My vague understanding is this is kinda what capabilities progress ends up looking like in big labs. Lots of very small experiments playing around with various parameters people with a track-record of good heuristics in this space feel should be played around with. Then a slow scale up to bigger and bigger models and then you combine everything together & “push to main” on the next big model run.
I’d also guess that the bottleneck isn’t so much on the number of people playing around with the parameters, but much more on good heuristics regarding which parameters to play around with.
“I’d also guess that the bottleneck isn’t so much on the number of people playing around with the parameters, but much more on good heuristics regarding which parameters to play around with.”
That would mostly explain this question as well:
“If parallelized experimentation drives so much algorithmic progress, why doesn’t gdm just hire hundreds of researchers, each with small compute budgets, to run these experiments?”
It would also imply that it would be a big deal if they had an AI with good heuristics for this kind of thing.
My vague understanding is this is kinda what capabilities progress ends up looking like in big labs. Lots of very small experiments playing around with various parameters people with a track-record of good heuristics in this space feel should be played around with. Then a slow scale up to bigger and bigger models and then you combine everything together & “push to main” on the next big model run.

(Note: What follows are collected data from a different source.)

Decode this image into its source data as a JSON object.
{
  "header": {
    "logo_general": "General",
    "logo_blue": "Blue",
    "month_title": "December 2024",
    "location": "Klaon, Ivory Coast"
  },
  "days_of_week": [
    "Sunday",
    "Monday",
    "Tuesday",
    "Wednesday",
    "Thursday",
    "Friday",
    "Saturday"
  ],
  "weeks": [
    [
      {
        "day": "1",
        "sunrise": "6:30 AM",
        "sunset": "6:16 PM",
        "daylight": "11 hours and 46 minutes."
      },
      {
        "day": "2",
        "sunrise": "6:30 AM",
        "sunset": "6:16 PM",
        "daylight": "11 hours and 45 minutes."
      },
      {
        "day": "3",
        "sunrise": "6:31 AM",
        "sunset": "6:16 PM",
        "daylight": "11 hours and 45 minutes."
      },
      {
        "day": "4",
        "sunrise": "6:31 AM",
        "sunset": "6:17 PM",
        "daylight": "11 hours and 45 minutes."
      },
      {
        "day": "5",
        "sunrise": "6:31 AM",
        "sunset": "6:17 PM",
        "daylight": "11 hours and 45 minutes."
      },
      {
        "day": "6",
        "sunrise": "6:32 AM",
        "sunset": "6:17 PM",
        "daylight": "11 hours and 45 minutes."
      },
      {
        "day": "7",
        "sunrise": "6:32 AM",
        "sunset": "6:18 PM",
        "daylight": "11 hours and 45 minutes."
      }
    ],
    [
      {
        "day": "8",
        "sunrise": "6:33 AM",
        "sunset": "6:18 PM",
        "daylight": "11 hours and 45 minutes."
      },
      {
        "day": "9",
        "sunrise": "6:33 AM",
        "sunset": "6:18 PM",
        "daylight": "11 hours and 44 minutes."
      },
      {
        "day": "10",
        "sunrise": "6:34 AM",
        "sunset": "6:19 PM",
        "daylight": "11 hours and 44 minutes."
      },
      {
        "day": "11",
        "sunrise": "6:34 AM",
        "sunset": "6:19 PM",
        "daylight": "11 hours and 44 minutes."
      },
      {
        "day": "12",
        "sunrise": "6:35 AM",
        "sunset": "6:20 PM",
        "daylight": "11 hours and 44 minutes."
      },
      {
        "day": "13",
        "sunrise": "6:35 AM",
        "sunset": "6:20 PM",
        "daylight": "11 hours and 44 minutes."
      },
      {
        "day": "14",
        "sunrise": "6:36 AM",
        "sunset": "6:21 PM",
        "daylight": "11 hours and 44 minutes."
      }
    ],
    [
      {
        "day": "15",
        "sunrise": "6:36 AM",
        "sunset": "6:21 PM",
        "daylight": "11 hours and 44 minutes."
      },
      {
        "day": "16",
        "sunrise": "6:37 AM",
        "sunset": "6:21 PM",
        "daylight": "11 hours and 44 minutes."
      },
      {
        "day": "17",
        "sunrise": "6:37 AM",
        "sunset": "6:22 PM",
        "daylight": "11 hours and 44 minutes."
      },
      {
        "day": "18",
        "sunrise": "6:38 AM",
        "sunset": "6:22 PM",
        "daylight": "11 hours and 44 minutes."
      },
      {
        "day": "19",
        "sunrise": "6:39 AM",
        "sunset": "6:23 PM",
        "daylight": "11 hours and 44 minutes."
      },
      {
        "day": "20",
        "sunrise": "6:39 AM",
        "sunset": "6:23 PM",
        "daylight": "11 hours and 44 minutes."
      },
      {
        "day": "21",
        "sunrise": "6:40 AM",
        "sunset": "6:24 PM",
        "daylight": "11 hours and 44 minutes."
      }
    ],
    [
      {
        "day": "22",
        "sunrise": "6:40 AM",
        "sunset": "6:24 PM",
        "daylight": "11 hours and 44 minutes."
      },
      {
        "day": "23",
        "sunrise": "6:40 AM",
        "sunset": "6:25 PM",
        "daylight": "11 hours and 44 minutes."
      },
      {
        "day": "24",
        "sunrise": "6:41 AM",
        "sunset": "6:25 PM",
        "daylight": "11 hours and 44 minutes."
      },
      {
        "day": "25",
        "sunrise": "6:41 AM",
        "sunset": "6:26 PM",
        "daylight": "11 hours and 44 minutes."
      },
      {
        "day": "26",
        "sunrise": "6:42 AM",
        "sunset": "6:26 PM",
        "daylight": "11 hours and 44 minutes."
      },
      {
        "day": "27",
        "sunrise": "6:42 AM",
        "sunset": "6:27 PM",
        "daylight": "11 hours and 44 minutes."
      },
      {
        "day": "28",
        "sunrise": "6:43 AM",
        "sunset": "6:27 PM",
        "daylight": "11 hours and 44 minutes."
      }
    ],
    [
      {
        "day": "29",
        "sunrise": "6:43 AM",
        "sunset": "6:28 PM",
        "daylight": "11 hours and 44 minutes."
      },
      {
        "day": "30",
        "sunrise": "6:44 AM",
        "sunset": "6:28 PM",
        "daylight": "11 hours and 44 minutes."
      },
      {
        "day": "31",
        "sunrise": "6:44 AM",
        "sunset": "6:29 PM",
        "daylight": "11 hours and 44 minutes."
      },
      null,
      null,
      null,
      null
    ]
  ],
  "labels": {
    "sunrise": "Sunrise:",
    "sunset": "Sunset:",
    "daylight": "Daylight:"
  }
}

I’d also guess that the bottleneck isn’t so much on the number of people playing around with the parameters, but much more on good heuristics regarding which parameters to play around with.
This Dwarkesh timestamp with Jeff Dean & Noam Shazeer seems to confirm this.
That would mostly explain this question as well: “If parallelized experimentation drives so much algorithmic progress, why doesn’t gdm just hire hundreds of researchers, each with small compute budgets, to run these experiments?”
It would also imply that it would be a big deal if they had an AI with good heuristics for this kind of thing.
Don’t double update! I got that information from that same interview!